The training program, traditionally available to students in eighth grade and above, opened to sixth- and seventh-graders in June. Interested members of the club must submit an application to be accepted and attend weekly meetings and maintain good behavior to remain a part of the program.
“I thought it was something where I would just get a handful of kids,” said Bridget Gordon, teen director for the Boys & Girls Clubs of Western Nevada. “But they all want to do it, which is great. It’s all about community service.”
The program, which requires participants to fill out time cards and provides training on interview and résumé skills, is a stepping stone into becoming a junior staff and earning an hourly wage once members are in high school.
Chelsea Phillips, 15, said the Leaders in Training program helped prepare her for the job as a junior staff member.
“You get hands-on training with the kids so you know what to expect,” she said. “It just kind of helped me out with getting more confident.”
Enrique Martinez, 13, hopes to turn his leadership training into a job as well.
“I really like this club,” he said. “I wish to work here as a staff later on.”
Laurie Gorris, chief professional officer for the club, said she would like to hire more of the students on as junior staff, but the grant from United Way, which provides the funding, has been significantly reduced this year. A $10,000 donation from Bank of America has helped, she said, but won’t last long beyond the summer months.

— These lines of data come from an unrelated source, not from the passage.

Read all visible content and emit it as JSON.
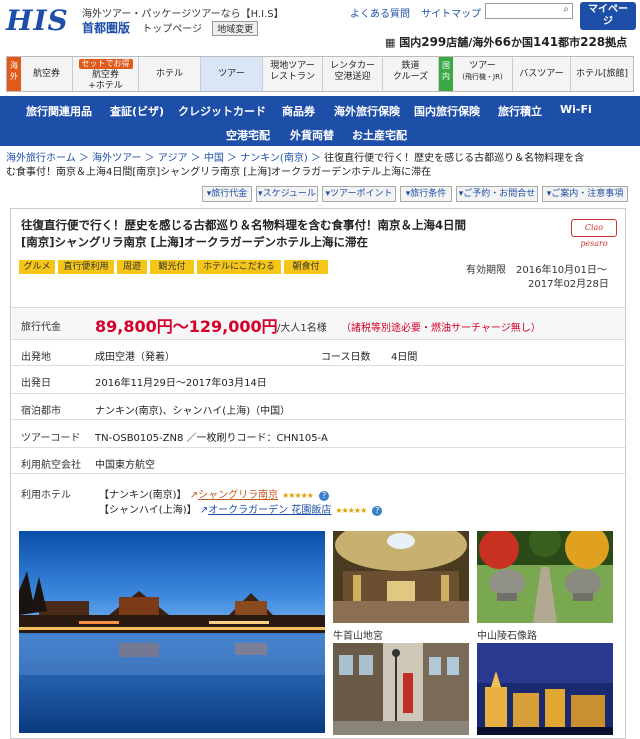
{
  "header": {
    "logo": "HIS",
    "tagline": "海外ツアー・パッケージツアーなら【H.I.S】",
    "region": "首都圏版",
    "top_link": "トップページ",
    "region_change": "地域変更",
    "faq": "よくある質問",
    "sitemap": "サイトマップ",
    "mypage_line1": "マイペー",
    "mypage_line2": "ジ",
    "stores_prefix": "国内",
    "stores_domestic": "299",
    "stores_mid": "店舗/海外",
    "stores_countries": "66",
    "stores_mid2": "か国",
    "stores_cities": "141",
    "stores_mid3": "都市",
    "stores_total": "228",
    "stores_suffix": "拠点"
  },
  "nav": {
    "overseas_tag": "海外",
    "domestic_tag": "国内",
    "items": [
      {
        "l1": "航空券",
        "l2": ""
      },
      {
        "badge": "セットでお得",
        "l1": "航空券",
        "l2": "+ホテル"
      },
      {
        "l1": "ホテル",
        "l2": ""
      },
      {
        "l1": "ツアー",
        "l2": ""
      },
      {
        "l1": "現地ツアー",
        "l2": "レストラン"
      },
      {
        "l1": "レンタカー",
        "l2": "空港送迎"
      },
      {
        "l1": "鉄道",
        "l2": "クルーズ"
      },
      {
        "l1": "ツアー",
        "l2": "(飛行機・JR)"
      },
      {
        "l1": "バスツアー",
        "l2": ""
      },
      {
        "l1": "ホテル[旅館]",
        "l2": ""
      }
    ]
  },
  "subnav": {
    "items": [
      "旅行関連用品",
      "査証(ビザ)",
      "クレジットカード",
      "商品券",
      "海外旅行保険",
      "国内旅行保険",
      "旅行積立",
      "Wi-Fi",
      "空港宅配",
      "外貨両替",
      "お土産宅配"
    ]
  },
  "breadcrumb": {
    "items": [
      "海外旅行ホーム",
      "海外ツアー",
      "アジア",
      "中国",
      "ナンキン(南京)"
    ],
    "separator": "＞",
    "current_l1": "往復直行便で行く！歴史を感じる古都巡り＆名物料理を含",
    "current_l2": "む食事付！南京＆上海4日間[南京]シャングリラ南京 [上海]オークラガーデンホテル上海に滞在"
  },
  "tabs": [
    "▾旅行代金",
    "▾スケジュール",
    "▾ツアーポイント",
    "▾旅行条件",
    "▾ご予約・お問合せ",
    "▾ご案内・注意事項"
  ],
  "tour": {
    "title_l1": "往復直行便で行く！歴史を感じる古都巡り＆名物料理を含む食事付！南京＆上海4日間",
    "title_l2": "[南京]シャングリラ南京 [上海]オークラガーデンホテル上海に滞在",
    "brand_stamp": "Ciao pesaro",
    "tags": [
      "グルメ",
      "直行便利用",
      "周遊",
      "観光付",
      "ホテルにこだわる",
      "朝食付"
    ],
    "valid_label": "有効期限",
    "valid_from": "2016年10月01日〜",
    "valid_to": "2017年02月28日",
    "price_label": "旅行代金",
    "price": "89,800円〜129,000円",
    "price_unit": "/大人1名様",
    "price_note": "（諸税等別途必要・燃油サーチャージ無し）",
    "departure_label": "出発地",
    "departure": "成田空港（発着）",
    "days_label": "コース日数",
    "days": "4日間",
    "date_label": "出発日",
    "date": "2016年11月29日〜2017年03月14日",
    "cities_label": "宿泊都市",
    "cities": "ナンキン(南京)、シャンハイ(上海)（中国）",
    "code_label": "ツアーコード",
    "code": "TN-OSB0105-ZN8 ／一枚刷りコード：CHN105-A",
    "airline_label": "利用航空会社",
    "airline": "中国東方航空",
    "hotel_label": "利用ホテル",
    "hotel1_city": "【ナンキン(南京)】",
    "hotel1_name": "シャングリラ南京",
    "hotel2_city": "【シャンハイ(上海)】",
    "hotel2_name": "オークラガーデン 花園飯店"
  },
  "photos": {
    "caption1": "牛首山地宮",
    "caption2": "中山陵石像路"
  }
}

“Junior staff is dependent on funding,” she said. “We could hire up to 12 or 13 kids year round if we had adequate funding.”
While the program is aimed at developing leadership skills among the participants, it benefits the younger members of the club as well.
“We make sure everything’s fun for all the kids,” said Hannah Grundy, 11. “We try to get kids that are just sitting at tables to check out a game or something so they’re all doing stuff.”
And although members of the Leaders in Training program aren’t paid, Diez said, there is a different kind of compensation.
“It has its own rewards,” she said. “You get to explore (parts of the club) you don’t get to do as a regular member.”